Shen: Yeah. So, to give you an idea there, AT&T right now, their cash balance is about $6 billion. Net debt is $120 billion. They would have to take on Time Warner's $22 billion of net debt. And then, the cash consideration for this deal alone is over $40 billion. So, Dan, that $200 billion number you threw out, throw it all together, you're getting pretty darn close --
Kline: I'm rounding up a little bit. But this is one of those deals where you have to assume everything is going to go right if you're a stockholder and you want to hold this long term. You have to assume that not only does AT&T buy this, but they can integrate properly, they can cost-cut without hurting quality, and they can leverage that to gain subscribers or advertising and more viewers. That's a lot of things that have to go right before you have kind of a debt crisis.
Shen: Final takeaway, for me personally, as it stands: I think, if the two companies come together in their total current forms, there are a ton of benefits. Personally, I might not agree with it. We've seen some issues with the acquiring company not living up to some of the promises that they make to get a deal through regulatory hurdles.

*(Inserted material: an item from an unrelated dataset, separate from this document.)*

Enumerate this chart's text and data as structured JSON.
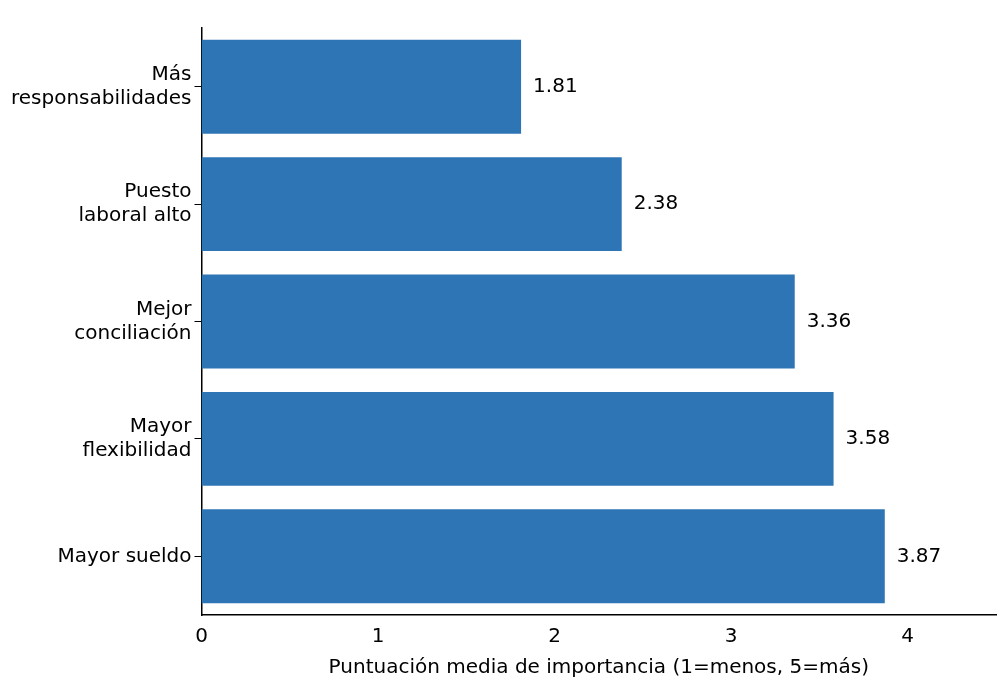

I think there's a lot of problems with that, in terms of enforcement. But overall, if you are a shareholder here, in terms of the premium that you're getting, and also this mega-distribution, content-creation conglomerate that you get, I think it's a very powerful entity to have in the market. But whether the deal will go through -- like you mentioned, Time Warner being able to keep every piece of its business, the three major segments, between Turner, HBO, and Warner Brothers -- remains to be seen. And what concessions AT&T will have to do, what do you think?

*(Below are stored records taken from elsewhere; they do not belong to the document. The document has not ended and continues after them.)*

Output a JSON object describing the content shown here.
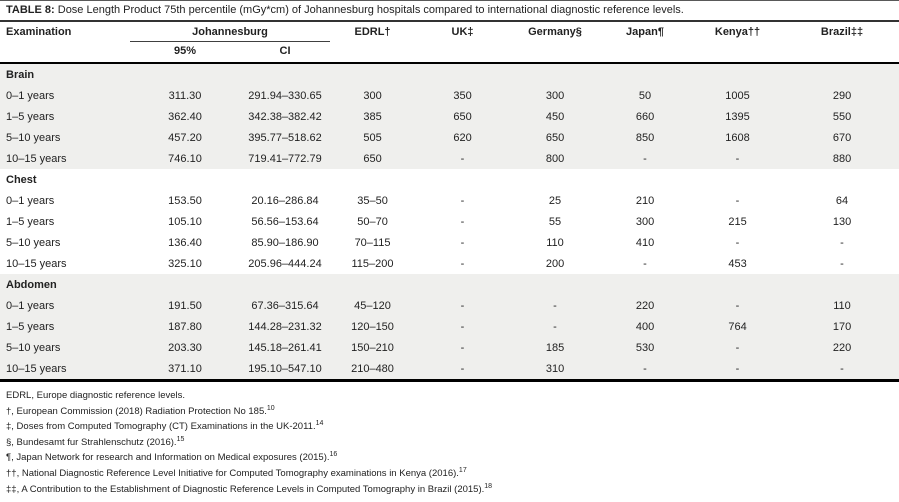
{
  "title": {
    "label": "TABLE 8:",
    "text": " Dose Length Product 75th percentile (mGy*cm) of Johannesburg hospitals compared to international diagnostic reference levels."
  },
  "columns": {
    "examination": "Examination",
    "johannesburg": "Johannesburg",
    "p95": "95%",
    "ci": "CI",
    "edrl": "EDRL†",
    "uk": "UK‡",
    "germany": "Germany§",
    "japan": "Japan¶",
    "kenya": "Kenya††",
    "brazil": "Brazil‡‡"
  },
  "sections": [
    {
      "name": "Brain",
      "shaded": true,
      "rows": [
        {
          "exam": "0–1 years",
          "values": [
            "311.30",
            "291.94–330.65",
            "300",
            "350",
            "300",
            "50",
            "1005",
            "290"
          ]
        },
        {
          "exam": "1–5 years",
          "values": [
            "362.40",
            "342.38–382.42",
            "385",
            "650",
            "450",
            "660",
            "1395",
            "550"
          ]
        },
        {
          "exam": "5–10 years",
          "values": [
            "457.20",
            "395.77–518.62",
            "505",
            "620",
            "650",
            "850",
            "1608",
            "670"
          ]
        },
        {
          "exam": "10–15 years",
          "values": [
            "746.10",
            "719.41–772.79",
            "650",
            "-",
            "800",
            "-",
            "-",
            "880"
          ]
        }
      ]
    },
    {
      "name": "Chest",
      "shaded": false,
      "rows": [
        {
          "exam": "0–1 years",
          "values": [
            "153.50",
            "20.16–286.84",
            "35–50",
            "-",
            "25",
            "210",
            "-",
            "64"
          ]
        },
        {
          "exam": "1–5 years",
          "values": [
            "105.10",
            "56.56–153.64",
            "50–70",
            "-",
            "55",
            "300",
            "215",
            "130"
          ]
        },
        {
          "exam": "5–10 years",
          "values": [
            "136.40",
            "85.90–186.90",
            "70–115",
            "-",
            "110",
            "410",
            "-",
            "-"
          ]
        },
        {
          "exam": "10–15 years",
          "values": [
            "325.10",
            "205.96–444.24",
            "115–200",
            "-",
            "200",
            "-",
            "453",
            "-"
          ]
        }
      ]
    },
    {
      "name": "Abdomen",
      "shaded": true,
      "rows": [
        {
          "exam": "0–1 years",
          "values": [
            "191.50",
            "67.36–315.64",
            "45–120",
            "-",
            "-",
            "220",
            "-",
            "110"
          ]
        },
        {
          "exam": "1–5 years",
          "values": [
            "187.80",
            "144.28–231.32",
            "120–150",
            "-",
            "-",
            "400",
            "764",
            "170"
          ]
        },
        {
          "exam": "5–10 years",
          "values": [
            "203.30",
            "145.18–261.41",
            "150–210",
            "-",
            "185",
            "530",
            "-",
            "220"
          ]
        },
        {
          "exam": "10–15 years",
          "values": [
            "371.10",
            "195.10–547.10",
            "210–480",
            "-",
            "310",
            "-",
            "-",
            "-"
          ]
        }
      ]
    }
  ],
  "footnotes": [
    {
      "text": "EDRL, Europe diagnostic reference levels.",
      "sup": ""
    },
    {
      "text": "†, European Commission (2018) Radiation Protection No 185.",
      "sup": "10"
    },
    {
      "text": "‡, Doses from Computed Tomography (CT) Examinations in the UK-2011.",
      "sup": "14"
    },
    {
      "text": "§, Bundesamt fur Strahlenschutz (2016).",
      "sup": "15"
    },
    {
      "text": "¶, Japan Network for research and Information on Medical exposures (2015).",
      "sup": "16"
    },
    {
      "text": "††, National Diagnostic Reference Level Initiative for Computed Tomography examinations in Kenya (2016).",
      "sup": "17"
    },
    {
      "text": "‡‡, A Contribution to the Establishment of Diagnostic Reference Levels in Computed Tomography in Brazil (2015).",
      "sup": "18"
    }
  ],
  "colors": {
    "section_shade": "#efefed",
    "rule_black": "#000000",
    "rule_dark_gray": "#333333",
    "text": "#222222",
    "background": "#ffffff"
  }
}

Kline: I see the plus side for AT&T shareholders. They get premium content, which is very hard to come by. If I was a Time Warner shareholder, I don't think 35% is enough. I think spinning off HBO might be worth more than that, in terms of a premium. If you are a Time Warner shareholder who is a little bit dicey about the future of the company and are looking for an exit, this might be a wonderful strategy. But if you are a buy-and-hold investor who believes that HBO and TBS and TNT and CNN and all these properties had a future ... I don't know, I don't have a lot of faith in AT&T management. I know that Jeff Bewkes said he was going to stay on for at least a year, but content is not the same as subscriptions. You can't apply the same metrics. If you're HBO, TBS, TNT, you're going to have to lose money on a certain amount of prestige programming so HBO can keep saying "It's not TV, it's HBO." That's very hard for a traditional company to swallow. I've said it since the beginning -- it makes it a very uncomfortable marriage.
Shen: Absolutely. That's a very fair point. I think anyone who's trailing either company, or both, and just following this deal in general, we'll just have to see what happens with the regulatory hurdles and how things change as that part of the process develops.